La Battuta di Neanderthal (tartare di manzo, nocciole, maionese, senape e midollo) è la dimostrazione di come lo stupore possa diventare obiettivo, divenendo l’unica causa esistenziale per un uomo. Reiterato nella presentazione e forse ormai, almeno all’apparenza, anche nel gusto, siamo stati colti da piacevole sorpresa, andando a spiare l’intimità tra carne e midollo, aizzata dal gioco di temperatura che ne prolungava la piacevolezza gustativa, con il garbo della senape a richiamare la masticazione e la setosità della maionese a chiudere con eleganza la migliore versione di questo piatto che ricordiamo.

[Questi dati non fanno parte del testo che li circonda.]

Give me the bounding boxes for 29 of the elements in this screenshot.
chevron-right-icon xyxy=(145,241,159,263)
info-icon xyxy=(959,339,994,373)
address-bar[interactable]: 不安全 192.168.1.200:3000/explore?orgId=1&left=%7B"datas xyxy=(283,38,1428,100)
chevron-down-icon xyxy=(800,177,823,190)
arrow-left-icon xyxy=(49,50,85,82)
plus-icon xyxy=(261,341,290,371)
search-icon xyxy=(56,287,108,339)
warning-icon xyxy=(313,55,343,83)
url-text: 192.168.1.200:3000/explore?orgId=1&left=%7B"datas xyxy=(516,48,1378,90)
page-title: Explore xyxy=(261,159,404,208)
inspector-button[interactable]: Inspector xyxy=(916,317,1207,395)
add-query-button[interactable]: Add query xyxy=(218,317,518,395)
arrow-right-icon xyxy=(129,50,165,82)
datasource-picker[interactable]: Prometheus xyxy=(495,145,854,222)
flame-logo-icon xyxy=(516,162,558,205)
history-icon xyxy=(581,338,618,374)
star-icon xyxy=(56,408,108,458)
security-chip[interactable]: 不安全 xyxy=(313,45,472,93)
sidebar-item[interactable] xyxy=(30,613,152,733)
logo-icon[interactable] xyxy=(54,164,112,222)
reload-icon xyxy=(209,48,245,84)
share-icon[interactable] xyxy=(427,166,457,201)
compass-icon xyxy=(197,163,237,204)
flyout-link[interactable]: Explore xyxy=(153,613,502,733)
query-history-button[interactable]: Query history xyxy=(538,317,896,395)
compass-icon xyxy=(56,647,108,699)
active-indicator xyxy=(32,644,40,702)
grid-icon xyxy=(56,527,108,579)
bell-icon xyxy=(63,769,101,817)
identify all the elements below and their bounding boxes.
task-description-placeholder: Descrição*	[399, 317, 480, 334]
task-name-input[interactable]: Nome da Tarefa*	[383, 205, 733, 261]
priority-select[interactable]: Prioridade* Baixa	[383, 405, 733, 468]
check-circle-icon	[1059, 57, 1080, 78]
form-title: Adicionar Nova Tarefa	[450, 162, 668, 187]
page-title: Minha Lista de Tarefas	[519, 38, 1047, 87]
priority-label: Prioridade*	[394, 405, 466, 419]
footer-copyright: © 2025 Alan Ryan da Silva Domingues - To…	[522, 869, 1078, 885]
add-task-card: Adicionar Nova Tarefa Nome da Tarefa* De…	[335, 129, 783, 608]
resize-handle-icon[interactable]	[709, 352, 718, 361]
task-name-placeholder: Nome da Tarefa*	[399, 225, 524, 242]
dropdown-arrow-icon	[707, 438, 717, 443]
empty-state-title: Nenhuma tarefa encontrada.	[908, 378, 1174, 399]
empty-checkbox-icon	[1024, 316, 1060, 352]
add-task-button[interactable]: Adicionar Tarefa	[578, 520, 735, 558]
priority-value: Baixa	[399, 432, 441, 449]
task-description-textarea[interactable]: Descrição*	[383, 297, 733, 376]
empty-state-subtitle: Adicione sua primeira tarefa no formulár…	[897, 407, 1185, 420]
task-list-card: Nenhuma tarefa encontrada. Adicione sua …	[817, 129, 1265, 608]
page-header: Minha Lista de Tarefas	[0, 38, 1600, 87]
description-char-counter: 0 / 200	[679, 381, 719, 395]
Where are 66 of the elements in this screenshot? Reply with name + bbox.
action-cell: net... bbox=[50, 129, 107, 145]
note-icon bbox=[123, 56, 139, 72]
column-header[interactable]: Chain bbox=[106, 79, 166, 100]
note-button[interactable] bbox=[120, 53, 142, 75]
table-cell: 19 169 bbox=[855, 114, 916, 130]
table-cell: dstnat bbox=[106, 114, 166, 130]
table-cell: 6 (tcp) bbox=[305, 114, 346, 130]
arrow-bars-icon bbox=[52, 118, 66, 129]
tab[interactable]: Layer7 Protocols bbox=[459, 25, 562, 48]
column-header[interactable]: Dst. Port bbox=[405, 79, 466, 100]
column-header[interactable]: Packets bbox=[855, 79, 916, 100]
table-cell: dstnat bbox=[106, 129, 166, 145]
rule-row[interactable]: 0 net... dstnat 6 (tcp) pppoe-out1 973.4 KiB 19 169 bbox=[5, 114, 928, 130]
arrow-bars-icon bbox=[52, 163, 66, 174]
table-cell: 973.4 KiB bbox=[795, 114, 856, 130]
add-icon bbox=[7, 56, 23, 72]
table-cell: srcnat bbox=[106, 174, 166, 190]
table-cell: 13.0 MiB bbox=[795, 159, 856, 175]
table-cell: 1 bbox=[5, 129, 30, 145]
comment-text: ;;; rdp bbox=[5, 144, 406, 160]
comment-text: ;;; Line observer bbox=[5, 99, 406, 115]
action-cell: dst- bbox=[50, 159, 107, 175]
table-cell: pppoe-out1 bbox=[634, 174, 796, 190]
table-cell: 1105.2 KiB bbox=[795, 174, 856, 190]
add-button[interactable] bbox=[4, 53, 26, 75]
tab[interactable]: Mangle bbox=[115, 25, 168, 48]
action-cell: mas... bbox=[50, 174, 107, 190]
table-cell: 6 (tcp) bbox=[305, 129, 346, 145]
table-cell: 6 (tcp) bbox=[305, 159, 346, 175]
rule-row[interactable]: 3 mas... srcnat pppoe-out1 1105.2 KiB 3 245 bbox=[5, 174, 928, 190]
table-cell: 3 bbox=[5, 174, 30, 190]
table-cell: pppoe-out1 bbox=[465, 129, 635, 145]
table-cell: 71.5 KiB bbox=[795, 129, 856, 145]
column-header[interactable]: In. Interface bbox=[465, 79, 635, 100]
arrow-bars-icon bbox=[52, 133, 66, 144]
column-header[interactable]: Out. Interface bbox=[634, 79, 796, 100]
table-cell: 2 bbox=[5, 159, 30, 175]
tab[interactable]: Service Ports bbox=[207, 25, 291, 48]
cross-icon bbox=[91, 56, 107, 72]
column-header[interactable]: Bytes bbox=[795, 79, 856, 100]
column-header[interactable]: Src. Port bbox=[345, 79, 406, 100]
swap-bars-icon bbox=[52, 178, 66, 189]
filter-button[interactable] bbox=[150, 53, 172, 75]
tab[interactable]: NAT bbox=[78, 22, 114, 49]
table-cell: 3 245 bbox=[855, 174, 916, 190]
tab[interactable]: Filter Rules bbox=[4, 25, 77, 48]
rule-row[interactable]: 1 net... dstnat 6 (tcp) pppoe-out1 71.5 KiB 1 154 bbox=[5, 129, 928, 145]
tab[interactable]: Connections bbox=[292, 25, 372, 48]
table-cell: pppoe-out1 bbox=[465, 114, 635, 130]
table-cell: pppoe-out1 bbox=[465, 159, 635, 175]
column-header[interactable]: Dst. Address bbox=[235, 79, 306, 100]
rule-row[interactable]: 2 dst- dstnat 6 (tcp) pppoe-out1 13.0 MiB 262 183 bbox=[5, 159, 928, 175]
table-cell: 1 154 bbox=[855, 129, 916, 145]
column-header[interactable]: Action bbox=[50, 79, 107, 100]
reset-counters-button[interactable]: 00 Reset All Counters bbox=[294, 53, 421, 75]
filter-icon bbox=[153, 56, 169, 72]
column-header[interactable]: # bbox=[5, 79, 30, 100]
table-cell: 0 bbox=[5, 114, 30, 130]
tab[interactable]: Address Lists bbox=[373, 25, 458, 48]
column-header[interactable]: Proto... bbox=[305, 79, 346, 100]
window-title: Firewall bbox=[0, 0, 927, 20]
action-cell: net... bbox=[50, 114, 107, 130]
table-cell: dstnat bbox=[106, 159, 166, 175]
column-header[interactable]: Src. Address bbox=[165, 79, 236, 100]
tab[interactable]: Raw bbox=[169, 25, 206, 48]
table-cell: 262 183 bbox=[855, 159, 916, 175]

Fantastici gli Gnocchi di ricotta, spuma di parmigiano e tartufo della Lessinia, in cui la morbidissima consistenza degli gnocchi è supportata, come meglio non si potrebbe, da una spuma di parmigiano impeccabile, mentre il tartufo veste i panni di attore non protagonista, limitandosi a portare con sé un gentile omaggio al territorio. Riso, peperone bruciato, crema di Asiago e acciughe cavalca il trend dei risotti mediterranei visti da una prospettiva nordica. Non difetta dal punto di vista tecnico, ma lascia troppo spazio all’esuberanza dell’acciuga, che non riesce a essere pacata adeguatamente dal carattere lattico dell’Asiago.

Una semplice analisi tecnica starebbe stretta ad Alberto Mori e al suo team, che sono stati in grado di dare vita a un locale che profuma di casa, in cui l’accoglienza è al primo posto. Un locale dove tornare e ritornare.